UNEP Report on Nature-based Solutions for Cities

UNEP Report on Nature-based Solutions for Cities
The report explores how Nature-based Solutions (NbS) can help cities address urgent and fundamental environmental challenges.

A recent UNEP report ‘Smart, Sustainable and Resilient cities: the Power of Nature-based Solutions’, produced in collaboration with the Italian Presidency of the G20, investigates the potential of Nature-based Solutions (NbS) to help build smart, sustainable and resilient cities. The report offers an overview of the best practices of NbS in cities around the world, and provides a set of guiding principles to improve governance.

Cities concentrate millions of people into locations that can be highly vulnerable to disaster, pollution, and the impacts of climate change. By accelerating the implementation of NbS, cities can be better adapted to the changing climate while also enhancing climate resilience and providing other critical benefits, including cleaner air and water.

Examples of urban NbS include:

  • forests, wetlands, green belts and parks in and around cities.
  • green infrastructure such as natural wastewater plants, green roofs, green walls.
  • combined non-motorised transport and ecosystem corridors.
  • other green, blue and hybrid infrastructure.

These and other nature-based solutions build resilience and reduce disaster risk while delivering many other benefits for people and nature, including: climate adaptation and mitigation; clean water and air; cooler streets; and access to green public spaces for recreation and physical, mental and spiritual well-being.

The report highlights that current pilots of urban NbS schemes are often piecemeal, underfunded and applied at too small a scale to have a transformative impact. Delivering NbS at scale requires action at all levels of government coupled with public-private partnerships and community engagement.

NbS need to be built into modern business and finance models in order to scale up action, while incorporating the benefits of nature into business accounting to enable the monitoring of impacts of NbS interventions.
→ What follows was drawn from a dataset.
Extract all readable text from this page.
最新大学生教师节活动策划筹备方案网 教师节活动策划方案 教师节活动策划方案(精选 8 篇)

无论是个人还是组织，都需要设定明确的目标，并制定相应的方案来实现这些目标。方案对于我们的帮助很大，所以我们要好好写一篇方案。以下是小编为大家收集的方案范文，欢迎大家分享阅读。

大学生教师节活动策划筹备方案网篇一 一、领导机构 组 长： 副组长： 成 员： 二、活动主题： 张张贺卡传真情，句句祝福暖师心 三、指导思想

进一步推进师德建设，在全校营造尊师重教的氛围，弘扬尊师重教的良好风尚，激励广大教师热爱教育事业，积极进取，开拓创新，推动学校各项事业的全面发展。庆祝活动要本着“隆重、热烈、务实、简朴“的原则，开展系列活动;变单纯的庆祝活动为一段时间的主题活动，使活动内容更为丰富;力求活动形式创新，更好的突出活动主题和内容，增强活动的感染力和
However, there is currently insufficient environmental financial data, particularly in developing countries. The implementation guidance focuses on multi-level governance to scale up NbS and increase the impact and coherence of policies and private investments. To be successful over the long term, NbS have to be integrated into the infrastructure planning process at the earliest stage possible and tailored to local contexts and climates.